Thanks to a letter from Senator Barbara Boxer to the IRS, Californians now have that clarification. In November, Senator Boxer received a response from this IRS clarifying that California families who have lost their homes in a short sale will not be subjected to a tax penalty for debt forgiven after the federal law prohibiting such penalties expires at the end of this year, and the Franchise Tax Board has agreed with those clarifications.
Enacted in July of 2011, California has an anti-deficiency law that protects homeowners from lenders attempting to collect additional assets in the case of a closed short sale transaction. But until Senator Boxer wrote her letter, the IRS had not clarified how this might play out in California. Like many Californians, Senator Boxer noted that with the end of the Mortgage Debt Relief Act of 2007 just around the corner, “…distressed borrowers may face the unfortunate incentive to go to foreclosure rather than seek a short sale in order to avoid a large tax bill.”
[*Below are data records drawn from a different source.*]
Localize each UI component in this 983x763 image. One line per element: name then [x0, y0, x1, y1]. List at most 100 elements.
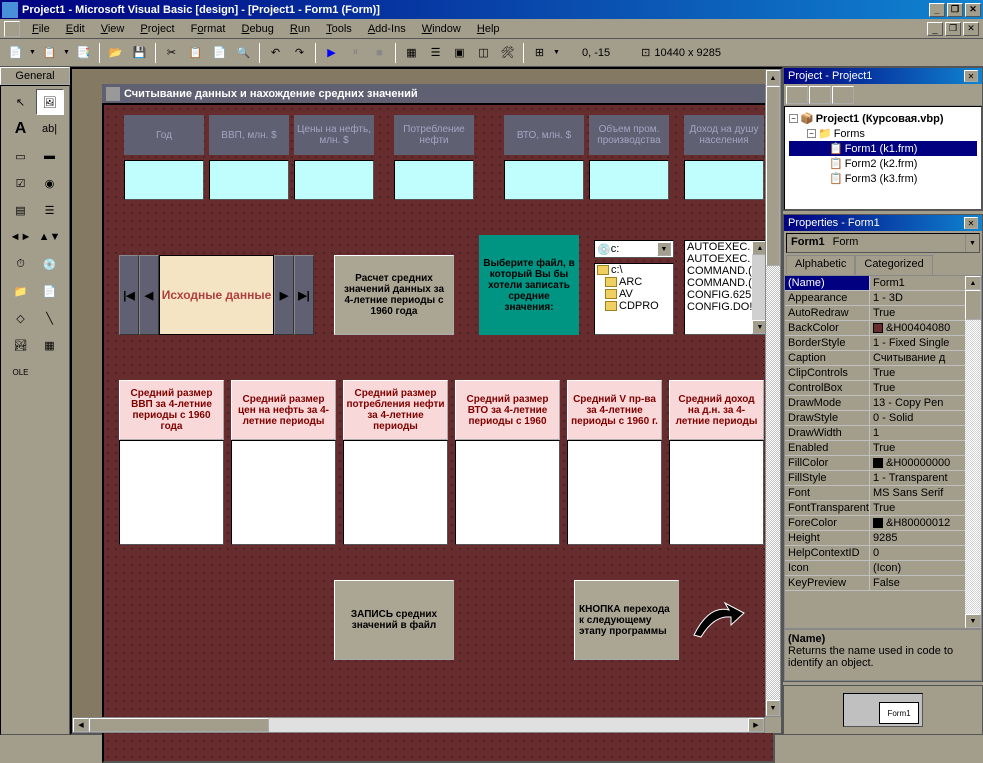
- mdi-icon[interactable]: [4, 21, 20, 37]
- property-row[interactable]: FontTransparentTrue: [785, 501, 965, 516]
- combobox-tool-icon[interactable]: ▤: [7, 197, 35, 223]
- property-row[interactable]: FontMS Sans Serif: [785, 486, 965, 501]
- checkbox-tool-icon[interactable]: ☑: [7, 170, 35, 196]
- stop-icon[interactable]: ■: [368, 41, 391, 64]
- data-input[interactable]: [294, 160, 374, 200]
- prev-record-button[interactable]: ◀: [139, 255, 159, 335]
- property-row[interactable]: Height9285: [785, 531, 965, 546]
- data-input[interactable]: [504, 160, 584, 200]
- data-input[interactable]: [589, 160, 669, 200]
- redo-icon[interactable]: ↷: [288, 41, 311, 64]
- horizontal-scrollbar[interactable]: ◀▶: [72, 717, 765, 733]
- property-row[interactable]: DrawWidth1: [785, 426, 965, 441]
- optionbutton-tool-icon[interactable]: ◉: [36, 170, 64, 196]
- last-record-button[interactable]: ▶|: [294, 255, 314, 335]
- project-explorer-icon[interactable]: ▦: [400, 41, 423, 64]
- menu-format[interactable]: Format: [183, 21, 234, 37]
- mdi-restore-button[interactable]: ❐: [945, 22, 961, 36]
- property-row[interactable]: DrawMode13 - Copy Pen: [785, 396, 965, 411]
- vertical-scrollbar[interactable]: ▲▼: [765, 69, 781, 717]
- copy-icon[interactable]: 📋: [184, 41, 207, 64]
- object-selector[interactable]: Form1 Form ▼: [786, 233, 980, 253]
- menu-run[interactable]: Run: [282, 21, 318, 37]
- form-layout-mini[interactable]: Form1: [879, 702, 919, 724]
- property-row[interactable]: DrawStyle0 - Solid: [785, 411, 965, 426]
- file-list[interactable]: AUTOEXEC.AUTOEXEC.COMMAND.( COMMAND.(CON…: [684, 240, 769, 335]
- property-row[interactable]: ControlBoxTrue: [785, 381, 965, 396]
- data-input[interactable]: [124, 160, 204, 200]
- form-designer[interactable]: Считывание данных и нахождение средних з…: [70, 67, 783, 735]
- tab-alphabetic[interactable]: Alphabetic: [786, 255, 855, 275]
- property-row[interactable]: Appearance1 - 3D: [785, 291, 965, 306]
- project-tree[interactable]: − 📦 Project1 (Курсовая.vbp) − 📁 Forms 📋 …: [784, 106, 982, 210]
- mdi-close-button[interactable]: ✕: [963, 22, 979, 36]
- next-stage-button[interactable]: КНОПКА перехода к следующему этапу прогр…: [574, 580, 679, 660]
- pointer-tool-icon[interactable]: ↖: [7, 89, 35, 115]
- avg-output[interactable]: [343, 440, 448, 545]
- dataview-icon[interactable]: ⊞: [528, 41, 551, 64]
- menu-edit[interactable]: Edit: [58, 21, 93, 37]
- property-row[interactable]: (Name)Form1: [785, 276, 965, 291]
- data-input[interactable]: [684, 160, 764, 200]
- shape-tool-icon[interactable]: ◇: [7, 305, 35, 331]
- commandbutton-tool-icon[interactable]: ▬: [36, 143, 64, 169]
- property-row[interactable]: BorderStyle1 - Fixed Single: [785, 336, 965, 351]
- timer-tool-icon[interactable]: ⏱: [7, 251, 35, 277]
- pause-icon[interactable]: ⏸: [344, 41, 367, 64]
- menu-file[interactable]: File: [24, 21, 58, 37]
- data-input[interactable]: [394, 160, 474, 200]
- property-row[interactable]: FillStyle1 - Transparent: [785, 471, 965, 486]
- avg-output[interactable]: [231, 440, 336, 545]
- data-tool-icon[interactable]: ▦: [36, 332, 64, 358]
- form-canvas[interactable]: Год ВВП, млн. $ Цены на нефть, млн. $ По…: [102, 103, 775, 763]
- drive-combo[interactable]: 💿c:▼: [594, 240, 674, 258]
- textbox-tool-icon[interactable]: ab|: [36, 116, 64, 142]
- avg-output[interactable]: [567, 440, 662, 545]
- mdi-minimize-button[interactable]: _: [927, 22, 943, 36]
- toolbox-tab-general[interactable]: General: [0, 67, 70, 85]
- menu-debug[interactable]: Debug: [233, 21, 281, 37]
- property-row[interactable]: CaptionСчитывание д: [785, 351, 965, 366]
- properties-grid[interactable]: (Name)Form1Appearance1 - 3DAutoRedrawTru…: [784, 275, 982, 629]
- add-project-icon[interactable]: 📄: [4, 41, 27, 64]
- run-icon[interactable]: ▶: [320, 41, 343, 64]
- frame-tool-icon[interactable]: ▭: [7, 143, 35, 169]
- add-form-icon[interactable]: 📋: [38, 41, 61, 64]
- find-icon[interactable]: 🔍: [232, 41, 255, 64]
- minimize-button[interactable]: _: [929, 3, 945, 17]
- maximize-button[interactable]: ❐: [947, 3, 963, 17]
- write-to-file-button[interactable]: ЗАПИСЬ средних значений в файл: [334, 580, 454, 660]
- menu-view[interactable]: View: [93, 21, 133, 37]
- open-icon[interactable]: 📂: [104, 41, 127, 64]
- picturebox-tool-icon[interactable]: 🖼: [36, 89, 64, 115]
- cut-icon[interactable]: ✂: [160, 41, 183, 64]
- property-row[interactable]: EnabledTrue: [785, 441, 965, 456]
- close-button[interactable]: ✕: [965, 3, 981, 17]
- ole-tool-icon[interactable]: OLE: [7, 359, 35, 385]
- label-tool-icon[interactable]: A: [7, 116, 35, 142]
- properties-icon[interactable]: ☰: [424, 41, 447, 64]
- dirlistbox-tool-icon[interactable]: 📁: [7, 278, 35, 304]
- property-row[interactable]: AutoRedrawTrue: [785, 306, 965, 321]
- calc-averages-button[interactable]: Расчет средних значений данных за 4-летн…: [334, 255, 454, 335]
- directory-list[interactable]: c:\ ARC AV CDPRO: [594, 263, 674, 335]
- form-layout-icon[interactable]: ▣: [448, 41, 471, 64]
- view-code-icon[interactable]: [786, 86, 808, 104]
- save-icon[interactable]: 💾: [128, 41, 151, 64]
- property-row[interactable]: BackColor&H00404080: [785, 321, 965, 336]
- property-row[interactable]: HelpContextID0: [785, 546, 965, 561]
- tab-categorized[interactable]: Categorized: [855, 255, 932, 275]
- property-row[interactable]: ClipControlsTrue: [785, 366, 965, 381]
- image-tool-icon[interactable]: 🏞: [7, 332, 35, 358]
- drivelistbox-tool-icon[interactable]: 💿: [36, 251, 64, 277]
- form-layout-panel[interactable]: Form1: [783, 685, 983, 735]
- property-row[interactable]: ForeColor&H80000012: [785, 516, 965, 531]
- next-record-button[interactable]: ▶: [274, 255, 294, 335]
- project-panel-close-icon[interactable]: ✕: [964, 70, 978, 82]
- property-row[interactable]: KeyPreviewFalse: [785, 576, 965, 591]
- paste-icon[interactable]: 📄: [208, 41, 231, 64]
- first-record-button[interactable]: |◀: [119, 255, 139, 335]
- property-row[interactable]: Icon(Icon): [785, 561, 965, 576]
- view-object-icon[interactable]: [809, 86, 831, 104]
- line-tool-icon[interactable]: ╲: [36, 305, 64, 331]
The IRS reply included excellent news for California homeowners, clarifying that these families will not face burdensome tax penalties as a result of participating in a short sale—specifically because of the state anti-deficiency statutes. With approximately 55,000 anticipated short sales in 2014 in the state of California, this is good news for those distressed borrowers still on the fence about selling as a short sale.
In a recent article, Peter Reilly points out that all Californians might not want to do jump for joy just yet. Reilly states, “there are situations where this rule might work against the taxpayer, particularly those who borrowed against property after it appreciated.” He goes on to outline a few of those situations and points out that some of the various exceptions to recognizing debt discharge (including insolvency) will no longer be available remedies.
What About the Other 49 States?
Since the argument put forth in the IRS letter specifically relates to California’s anti-deficiency law, it stands to reason that if you live in another state that has an anti-deficiency law, you might be okay. But, don’t take my word for it, and please look into it further. Why not contact your local Congressman and have him or her make an inquiry on your behalf?